Denoising Repeatedly Sampled In Vivo Magnetic Resonance Spectroscopy with Deep Learning
Respondent： Wanqi Hu
Supervisor： Xiaobo Qu Professor/Doctoral supervisor
Chairman of the Reply Committee：
Jiyang Dong, Professor Doctora/supervisor, Department of Electronic Science, Xiamen University
Member of the Defense Committee：
Lijun Bao, Associate Professor/Master supervisor, Department of Electronic Science, Xiamen University
Jianzhong Lin, Chief Physician/Master supervisor, Department of Imaging, Zhongshan Hospital, Xiamen University
Secretary of Defense:
Yu Yang, Assistant professor, Department of Electronic Science, Xiamen University
Time：June 30, 2021 at 9:00 AM
Place：Xiamen University Haiyun Park Research-II Building 313
磁共振波谱(Magnetic Resonance Spectroscopy，MRS)是一种无创检测活体代谢产物的方法。在实际应用中，低浓度的代谢物通常会导致相对较低的信噪比，导致从MRS获得可靠的量化信息存在挑战。因此，提高MRS信噪比成为了磁共振学术界和工业界的共同目标。
Magnetic resonance spectroscopy (MRS) is a noninvasive tool to reveal metabolic information. However, due to the low concentration of metabolites, the low signal-to-noise ratio (SNR) of MRS in application prevents it from providing reliable quantitative information. Therefore, achieving fast acquisition of MRS with high SNR has become a common goal of magnetic resonance research in academia and industry.
To improve the SNR, the basic method is to average the repeated samplings. However, the data acquisition time is correspondingly increased, making the scanned subject uncomfortable. This greatly limits the clinical application of MRS. In recent years, deep learning has been introduced into the field of magnetic resonance. Due to the lack of in vivo MRS data, these methods are usually used the simulated data for neural network training. However, the MRS acquisition system is not ideal which makes it difficult to carry out comprehensive mathematical modelling. This paper explores a novel way to use repeated sampling, which is widely existed in MRS acquisition, to increase the number of training data, trying to use the limited in vivo MRS to get a denoising network with certain robustness.
The proposed deep learning MRS denoising method is called Causal Long Short Term Memory. First, the low SNR MRS with fewer averages of repeated sampling is mapped to the high SNR MRS with more averages of repeated sampling. Then, MRS with different SNR levels are formed by the arrangement and combination of repeated sampling data as the input and output of the network, which solves the bottleneck problem that the network training needs a large number of training data. Results on simulated data and in vivo data showed that the proposed method can obtain high quality MRS with the reduction of acquisition time by 80%. When compared with the Low Rank denoising method, the corresponding metabolite quantization results are closer to the reference high SNR spectra.
Moreover, a new method, Average Smoothing Singular Value Decomposition, is proposed to obtain higher SNR signal by combining multi-channel coil data.

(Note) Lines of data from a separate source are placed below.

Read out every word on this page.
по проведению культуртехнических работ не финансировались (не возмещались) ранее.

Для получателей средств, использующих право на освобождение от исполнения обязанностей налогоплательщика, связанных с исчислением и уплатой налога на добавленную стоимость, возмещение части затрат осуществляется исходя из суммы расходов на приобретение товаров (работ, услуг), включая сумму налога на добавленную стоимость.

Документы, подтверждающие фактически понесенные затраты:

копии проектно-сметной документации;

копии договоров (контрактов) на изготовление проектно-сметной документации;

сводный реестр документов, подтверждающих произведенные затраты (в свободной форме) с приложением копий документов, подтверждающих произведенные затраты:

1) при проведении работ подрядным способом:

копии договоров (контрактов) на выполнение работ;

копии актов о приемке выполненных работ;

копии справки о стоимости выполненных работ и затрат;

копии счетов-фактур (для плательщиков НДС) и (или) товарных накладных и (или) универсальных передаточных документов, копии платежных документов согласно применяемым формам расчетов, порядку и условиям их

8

Based on the preliminary results of singular value decomposition, the sensitivity matrix of the coil is optimized by two-dimensional convolution in the repeated sampling dimension. Experimental results of phantom and in vivo spectra show that, compared with the traditional method, the proposed method further improves the SNR of the averaged spectra of repeated samplings.
Keywords：Magnetic Resonance Spectroscopy, In Vivo, Denoising, Deep Learning, Singular Value Decomposition.